FUENTE FORMAL: CÓDIGO CONTENCIOSO ADMINISTRATIVO – ARTÍCULO
188
CONSEJO DE ESTADO
SALA DE LO CONTENCIOSO ADMINISTRATIVO
SECCIÓN SEGUNDA
SUBSECCIÓN A
Consejero ponente: GABRIEL VALBUENA HERNÁNDEZ
Bogotá D. C., veinte (20) de septiembre de dos mil dieciocho (2018).
Radicación número: 11001-03-25-000-2013-00109-00(0167-13)

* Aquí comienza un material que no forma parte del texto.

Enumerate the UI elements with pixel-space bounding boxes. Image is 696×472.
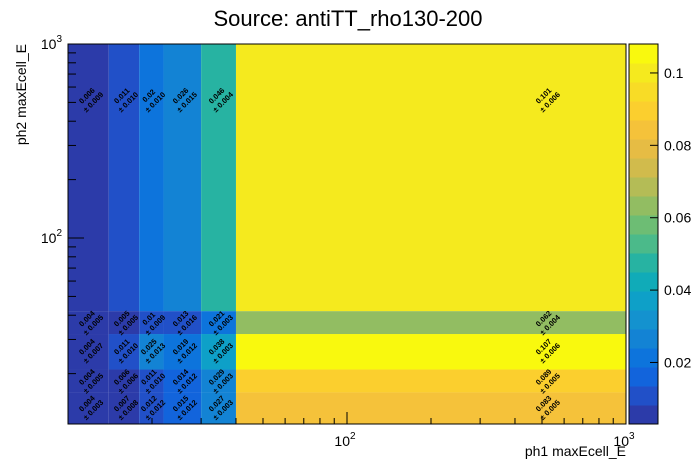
cell <box>163 311 202 335</box>
cell <box>201 44 236 312</box>
color-band <box>629 386 658 406</box>
tick-base: 10 <box>334 433 350 449</box>
color-band <box>629 234 658 254</box>
cell <box>201 311 236 335</box>
x-axis-title: ph1 maxEcell_E <box>525 443 626 459</box>
cell <box>139 334 164 370</box>
tick-base: 10 <box>41 36 57 52</box>
cell <box>108 334 140 370</box>
tick-exponent: 2 <box>350 431 356 442</box>
cell <box>68 44 109 312</box>
cell <box>163 44 202 312</box>
tick-base: 10 <box>613 433 629 449</box>
cell <box>139 369 164 393</box>
color-band <box>629 310 658 330</box>
color-band <box>629 291 658 311</box>
color-band <box>629 348 658 368</box>
cell <box>163 334 202 370</box>
tick-label: 103 <box>613 431 635 449</box>
color-band <box>629 215 658 235</box>
color-band <box>629 101 658 121</box>
y-axis-title: ph2 maxEcell_E <box>13 44 29 145</box>
tick-label: 103 <box>41 34 63 52</box>
color-band <box>629 405 658 425</box>
cell <box>163 369 202 393</box>
cell <box>235 311 626 335</box>
cell <box>68 392 109 424</box>
color-band <box>629 82 658 102</box>
cell <box>139 44 164 312</box>
z-tick-label: 0.02 <box>664 354 691 370</box>
color-bar-frame <box>628 43 659 425</box>
color-band <box>629 139 658 159</box>
cell <box>139 311 164 335</box>
tick-label: 102 <box>334 431 356 449</box>
color-band <box>629 63 658 83</box>
color-band <box>629 329 658 349</box>
z-tick-label: 0.1 <box>664 65 684 81</box>
cell <box>108 44 140 312</box>
z-tick-label: 0.04 <box>664 282 691 298</box>
cell <box>163 392 202 424</box>
z-tick-label: 0.06 <box>664 210 691 226</box>
cell <box>235 44 626 312</box>
cell <box>68 369 109 393</box>
color-band <box>629 253 658 273</box>
color-band <box>629 196 658 216</box>
color-band <box>629 120 658 140</box>
chart-title: Source: antiTT_rho130-200 <box>213 6 482 31</box>
color-band <box>629 367 658 387</box>
cell <box>108 392 140 424</box>
color-bar: 0.02 0.04 0.06 0.08 0.1 <box>628 43 691 425</box>
cell <box>235 334 626 370</box>
tick-label: 102 <box>41 228 63 246</box>
color-band <box>629 177 658 197</box>
cell <box>108 311 140 335</box>
color-band <box>629 44 658 64</box>
cell <box>201 334 236 370</box>
cell <box>68 311 109 335</box>
cells <box>68 44 626 424</box>
cell <box>108 369 140 393</box>
tick-exponent: 3 <box>629 431 635 442</box>
tick-base: 10 <box>41 230 57 246</box>
color-band <box>629 158 658 178</box>
tick-exponent: 2 <box>56 228 62 239</box>
color-band <box>629 272 658 292</box>
cell <box>139 392 164 424</box>
cell <box>201 392 236 424</box>
tick-exponent: 3 <box>56 34 62 45</box>
z-tick-label: 0.08 <box>664 137 691 153</box>
cell <box>235 369 626 393</box>
cell <box>201 369 236 393</box>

Actor: RAFAEL GONZÁLEZ RUDA Y OTROS
Demandado: MINISTERIO DE DEFENSA NACIONAL POLICÍA NACIONAL
SE. 0060 Decreto 01 de 1984 Decide la Sala el recurso extraordinario de revisión interpuesto por Rafael González Ruda, Flor María Camargo de González, Yehisson Durán González Camargo; Óscar Lorenzo González Camargo; Lidia Patricia González Camargo; Sandra Emilse González Camargo y Linda Yiseth González Camargo, contra la sentencia de 23 de junio 2010, proferida por el Tribunal Administrativo de Boyacá Sala de Decisión 1, a través de la cual se confirmó parcialmente la sentencia emitida el 4 de junio de 2009 por el Juzgado 7 Administrativo de Tunja. ANTECEDENTES El señor Rafael González Ruda por intermedio de apoderado judicial y en ejercicio de la acción de nulidad y restablecimiento, solicitó la nulidad de la Resolución 1037 de 1 de abril de 1997 expedida por el director general de la Policía Nacional a través de la cual se le retiró en forma temporal del servicio activo, de conformidad con lo establecido por el Decreto 574 de 1995, con ocasión de la disminución de su capacidad sicofísica.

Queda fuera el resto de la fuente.